A Bahia continua a apresentar uma escala exponencial de mortes, com a média de três vítimas negras por dia em 2023, o que representa um aumento de 16,1%. Pernambuco também teve um aumento significativo de 28,6%, enquanto São Paulo quebrou a tendência de queda e registrou 21,7% mais mortes em 2023 em comparação com o ano anterior.
Falta de dados completos
O estudo destaca que, pela primeira vez desde que começou a integrar os dados em 2021, o Maranhão forneceu informações sobre a raça e cor das vítimas, mas de forma incompleta: 5 a cada 7 vítimas não tiveram o perfil racial registrado. Em estados como Ceará, Amazonas e Pará, ainda há uma alta porcentagem de vítimas sem informações sobre raça e cor. No total, 856 vítimas nos estados analisados não têm esses dados disponíveis.
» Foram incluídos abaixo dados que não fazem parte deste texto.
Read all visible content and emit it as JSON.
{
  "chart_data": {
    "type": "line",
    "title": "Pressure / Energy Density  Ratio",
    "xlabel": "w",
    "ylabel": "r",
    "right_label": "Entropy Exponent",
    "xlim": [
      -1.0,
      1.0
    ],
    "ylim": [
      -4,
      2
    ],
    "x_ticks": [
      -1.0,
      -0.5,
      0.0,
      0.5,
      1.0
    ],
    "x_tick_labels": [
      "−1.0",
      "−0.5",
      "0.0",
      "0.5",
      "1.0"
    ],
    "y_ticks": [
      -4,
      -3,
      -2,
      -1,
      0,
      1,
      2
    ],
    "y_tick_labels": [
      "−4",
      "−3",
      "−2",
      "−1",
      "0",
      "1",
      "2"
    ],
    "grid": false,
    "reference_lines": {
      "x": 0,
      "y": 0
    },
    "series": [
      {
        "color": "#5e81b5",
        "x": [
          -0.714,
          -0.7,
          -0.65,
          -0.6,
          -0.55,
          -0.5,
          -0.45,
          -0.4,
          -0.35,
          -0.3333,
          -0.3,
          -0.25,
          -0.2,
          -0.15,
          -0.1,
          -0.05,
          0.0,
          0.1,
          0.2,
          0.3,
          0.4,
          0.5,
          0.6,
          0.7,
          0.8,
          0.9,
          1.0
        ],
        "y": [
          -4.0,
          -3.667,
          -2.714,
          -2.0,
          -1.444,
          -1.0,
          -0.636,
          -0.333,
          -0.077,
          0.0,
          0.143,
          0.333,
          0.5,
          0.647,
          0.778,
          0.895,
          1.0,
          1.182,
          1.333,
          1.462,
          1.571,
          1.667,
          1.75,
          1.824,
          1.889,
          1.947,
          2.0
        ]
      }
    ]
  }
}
Os organizadores do estudo ressaltam a importância da transparência na coleta e publicação de dados, como forma de permitir análises mais precisas da violência policial e orientar políticas públicas que promovam uma sociedade mais segura e justa para todos.
Reações das Secretarias
A reportagem da Agência Brasil entrou em contato com as secretarias estaduais de segurança para comentar sobre os resultados do estudo. A Secretaria de Segurança Pública e Defesa Social do Pará destacou suas iniciativas de qualificação policial e uso de tecnologias, como câmeras corporais, e atribuiu a redução de 15,89% nas mortes ao longo de 2023 a essas políticas. Já a Secretaria de Segurança Pública do Rio de Janeiro questionou a metodologia do estudo, argumentando que a redução na letalidade violenta no estado foi de 15%. A Secretaria de Segurança Pública de São Paulo afirmou que investiga rigorosamente todas as mortes decorrentes de intervenção policial.
Por fim, a Secretaria de Segurança Pública e Defesa Social do Ceará afirmou que está desenvolvendo novas tecnologias para analisar os dados de intervenções policiais e que promove ações de capacitação contínua dos agentes, com foco no atendimento humanizado a grupos vulneráveis, como as pessoas negras.
Até o fechamento da matéria, as secretarias de Segurança Pública da Bahia e de Pernambuco não haviam se manifestado.